Nedim Gürsel (born 5 April 1951 in Gaziantep) is a Turkish writer. In the late 1960s, he published novellas and essays in Turkish magazines. After graduating from Galatasaray High School in 1970, he studied at the Sorbonne. In 1974, he graduated from the Sorbonne's Department of Modern French Literature. In 1979, he received his doctorate in comparative literature after completing his dissertation on Louis Aragon and Nazim Hikmet. He returned to Turkey, but the unrest there in 1980 persuaded him to go back to France.

In 1976, Gürsel published A Summer without End, a collection of stories. For that collection, in 1977, Gürsel received Turkey's highest literary prize, the Prize of the Turkish Language Academy. After the 1980 Turkish coup d'état, a military tribunal charged that Gürsel's collection had slandered the Turkish army. In 1983, the Turkish military censored Gürsel's novel The First Woman. Although the Turkish authorities dismissed the charges against Gürsel, their actions made A Summer without End and The First Woman unavailable in Turkey for several years.

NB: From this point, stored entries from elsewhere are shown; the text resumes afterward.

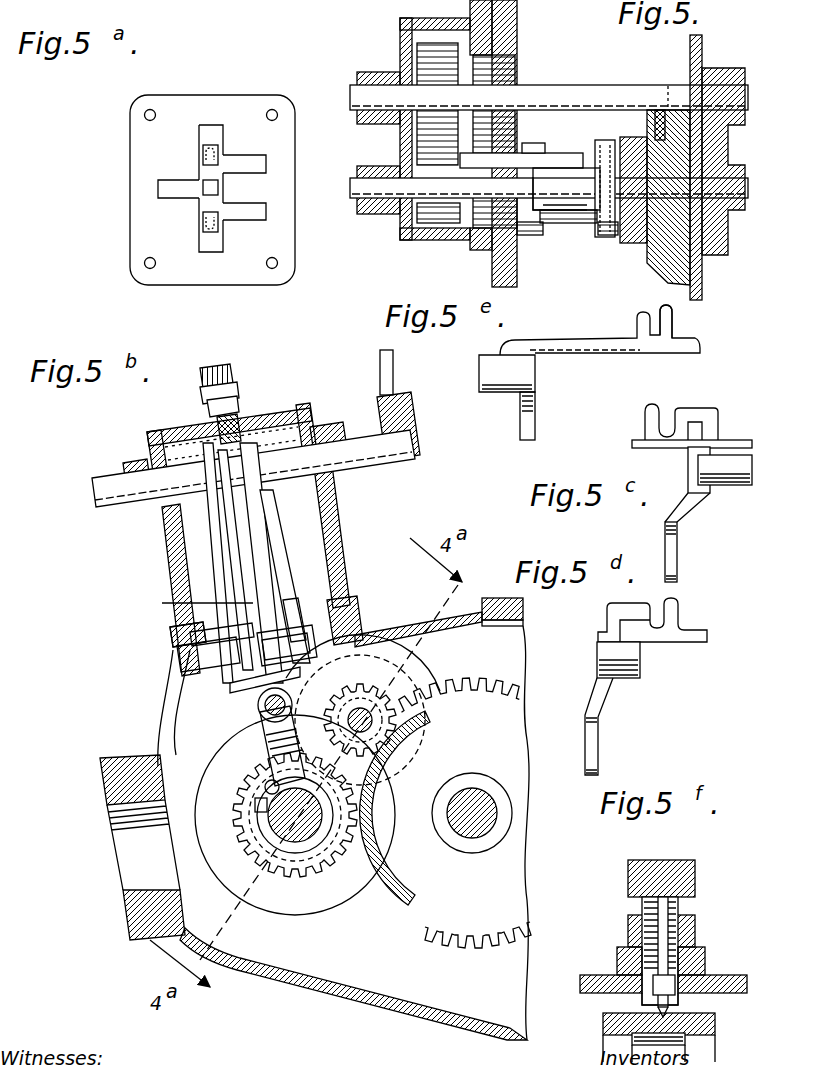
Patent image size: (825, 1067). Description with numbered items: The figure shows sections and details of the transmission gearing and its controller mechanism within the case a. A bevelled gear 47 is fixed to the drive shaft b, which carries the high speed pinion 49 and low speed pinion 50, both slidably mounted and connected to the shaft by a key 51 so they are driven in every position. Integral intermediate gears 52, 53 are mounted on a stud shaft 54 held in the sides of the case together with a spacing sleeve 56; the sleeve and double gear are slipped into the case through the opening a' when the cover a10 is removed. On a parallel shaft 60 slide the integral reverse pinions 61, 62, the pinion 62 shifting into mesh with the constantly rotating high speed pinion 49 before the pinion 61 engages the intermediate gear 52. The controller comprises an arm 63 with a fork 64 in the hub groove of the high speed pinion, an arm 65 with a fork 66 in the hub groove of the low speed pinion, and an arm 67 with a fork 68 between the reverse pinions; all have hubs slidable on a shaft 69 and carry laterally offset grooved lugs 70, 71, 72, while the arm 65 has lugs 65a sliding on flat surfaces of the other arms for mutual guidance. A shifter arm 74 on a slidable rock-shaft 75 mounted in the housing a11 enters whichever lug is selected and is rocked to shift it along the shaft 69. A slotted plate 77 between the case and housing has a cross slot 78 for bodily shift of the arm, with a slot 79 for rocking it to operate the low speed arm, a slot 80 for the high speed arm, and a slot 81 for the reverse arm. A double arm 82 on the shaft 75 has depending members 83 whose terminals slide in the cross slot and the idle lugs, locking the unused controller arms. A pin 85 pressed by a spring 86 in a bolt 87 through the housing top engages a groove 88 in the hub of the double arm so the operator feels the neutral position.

In FIG. 5, the bevelled gear 47 is at (660, 100).
In FIG. 5, the high speed pinion 49 is at (480, 225).
In FIG. 5B, the high speed pinion 49 is at (292, 870).
In FIG. 5, the low speed pinion 50 is at (640, 246).
In FIG. 5B, the low speed pinion 50 is at (312, 860).
In FIG. 5B, the key 51 is at (268, 822).
In FIG. 5B, the intermediate gear 52 is at (396, 892).
In FIG. 5B, the intermediate gear 53 is at (452, 948).
In FIG. 5B, the stud shaft 54 is at (475, 794).
In FIG. 5B, the spacing sleeve 56 is at (472, 854).
In FIG. 5, the shaft 60 is at (570, 90).
In FIG. 5B, the shaft 60 is at (388, 716).
In FIG. 5, the reverse pinion 61 is at (470, 40).
In FIG. 5B, the reverse pinion 61 is at (372, 706).
In FIG. 5, the reverse pinion 62 is at (430, 60).
In FIG. 5B, the reverse pinion 62 is at (382, 690).
In FIG. 5D, the arm 63 is at (605, 685).
In FIG. 5, the fork 64 is at (528, 236).
In FIG. 5D, the fork 64 is at (598, 742).
In FIG. 5C, the arm 65 is at (680, 500).
In FIG. 5B, the arm 65 is at (262, 746).
In FIG. 5, the lugs 65a is at (565, 222).
In FIG. 5C, the lugs 65a is at (712, 452).
In FIG. 5B, the lugs 65a is at (373, 624).
In FIG. 5, the fork 66 is at (607, 236).
In FIG. 5C, the fork 66 is at (677, 564).
In FIG. 5B, the fork 66 is at (265, 786).
In FIG. 5, the arm 67 is at (530, 163).
In FIG. 5E, the arm 67 is at (565, 355).
In FIG. 5, the fork 68 is at (500, 112).
In FIG. 5E, the fork 68 is at (531, 426).
In FIG. 5B, the fork 68 is at (345, 720).
In FIG. 5, the shaft 69 is at (386, 200).
In FIG. 5B, the shaft 69 is at (258, 708).
In FIG. 5, the grooved lug 70 is at (590, 214).
In FIG. 5D, the grooved lug 70 is at (686, 611).
In FIG. 5B, the grooved lug 70 is at (190, 640).
In FIG. 5, the grooved lug 71 is at (576, 188).
In FIG. 5C, the grooved lug 71 is at (645, 426).
In FIG. 5B, the grooved lug 71 is at (282, 600).
In FIG. 5, the grooved lug 72 is at (602, 156).
In FIG. 5E, the grooved lug 72 is at (674, 320).
In FIG. 5B, the grooved lug 72 is at (308, 648).
In FIG. 5A, the shifter arm 74 is at (205, 193).
In FIG. 5F, the shifter arm 74 is at (632, 1040).
In FIG. 5B, the shifter arm 74 is at (164, 604).
In FIG. 5B, the rock-shaft 75 is at (345, 442).
In FIG. 5A, the slotted plate 77 is at (148, 163).
In FIG. 5B, the slotted plate 77 is at (350, 635).
In FIG. 5A, the cross slot 78 is at (205, 248).
In FIG. 5B, the cross slot 78 is at (305, 618).
In FIG. 5A, the slot 79 is at (165, 190).
In FIG. 5B, the slot 79 is at (262, 652).
In FIG. 5A, the slot 80 is at (258, 212).
In FIG. 5A, the slot 81 is at (260, 165).
In FIG. 5F, the double arm 82 is at (715, 1026).
In FIG. 5B, the double arm 82 is at (272, 555).
In FIG. 5A, the depending members 83 is at (218, 152).
In FIG. 5B, the depending members 83 is at (205, 660).
In FIG. 5F, the pin 85 is at (655, 1011).
In FIG. 5B, the pin 85 is at (240, 418).
In FIG. 5F, the spring 86 is at (640, 929).
In FIG. 5F, the bolt 87 is at (628, 884).
In FIG. 5B, the bolt 87 is at (232, 376).
In FIG. 5F, the groove 88 is at (690, 1013).
In FIG. 5B, the groove 88 is at (218, 438).
In FIG. 5, the case a is at (717, 167).
In FIG. 5B, the case a is at (353, 984).
In FIG. 5B, the opening a' is at (502, 639).
In FIG. 5B, the cover a10 is at (523, 609).
In FIG. 5F, the housing a11 is at (715, 973).
In FIG. 5B, the housing a11 is at (328, 500).
In FIG. 5B, the drive shaft b is at (256, 805).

In 2008, Gürsel published The Daughters of Allah. The book prompted the Turkish authorities to charge Gürsel with insulting religion. In June 2009, a court in Istanbul acquitted Gürsel of the charge.

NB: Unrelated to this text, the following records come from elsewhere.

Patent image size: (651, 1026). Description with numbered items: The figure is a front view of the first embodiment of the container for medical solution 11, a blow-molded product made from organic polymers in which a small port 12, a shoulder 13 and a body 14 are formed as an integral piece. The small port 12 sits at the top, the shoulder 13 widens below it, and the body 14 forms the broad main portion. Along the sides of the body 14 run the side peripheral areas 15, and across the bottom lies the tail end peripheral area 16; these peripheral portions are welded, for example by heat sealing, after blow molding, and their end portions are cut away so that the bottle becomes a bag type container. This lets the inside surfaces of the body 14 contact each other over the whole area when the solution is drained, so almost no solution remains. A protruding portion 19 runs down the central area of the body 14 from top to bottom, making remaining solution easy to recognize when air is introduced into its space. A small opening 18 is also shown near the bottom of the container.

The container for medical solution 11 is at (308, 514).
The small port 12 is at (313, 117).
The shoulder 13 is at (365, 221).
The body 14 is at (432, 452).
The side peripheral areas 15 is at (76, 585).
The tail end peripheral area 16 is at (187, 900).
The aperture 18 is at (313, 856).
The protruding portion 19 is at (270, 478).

Gürsel is a founding member of the International Parliament of Writers. In 2019, he was the eleventh Friedrich Dürrenmatt Guest Professor for World Literature at the University of Bern. Today, a citizen of France, he teaches contemporary Turkish literature at the Sorbonne, and works as the research director on Turkish Literature at the International French Science Research Center (CNRS).

Gürsel's awards include:
- 1977, Prize of the Turkish Language Academy
- 1986, the Abdi Ipekçi Prix for his contribution to the bringing together of Greeks and Turks)
- 1986, the Freedom Award by French PEN Club
- 1987, Haldun Taner Citation (with Tomris Uyar and Murathan Munhan)
- 1990, The prize for best international scenario by Radio France Internationale
- 1992, Struga Gold Plaque Award
- 2004, France-Turquie Literary Prize “Fernand Rouillon”
- 2004, Art and Literature Chivalry by French Government.

Gürsel's works include:
- Kadınlar Kitabı (The Book of Women), 1975
- Uzun Sürmüş Bir Yaz (A Summer without End), 1976
- İlk Kadın (The First Woman), 1986 and 2004
- Sevgilim İstanbul (Istanbul My Love), 1986
- Son Tramvay (The Last Tram), 1991
- Saint Nazaire Günlügü (The Newspaper of Saint-Nazaire), 1995
- Boğazkesen, Fatih'in Romanı (The Conqueror), 1996
- Balkanlara Dönüş (Return to the Balkans), 1995
- Nâzım Hikmet ve Geleneksel Türk Yazını (Nazim Hikmet and Turkish popular literature), 2000
- Yaşar Kemal: Bir Geçiş Dönemi Romancısı (Yachar Kemal: the novel of a transition), 2000 and 2005
- Aragon: Başkaldırıdan Gerçeğe (The Perpetual Motion of Aragon—dadaïst revolt with the real world), 2000
- Sağ Salim Kavuşsak, Çocukluk Yılları (In the country of captive fish—a Turkish childhood), 2004
- Allah'ın Kızları (The Daughters of Allah), 2008.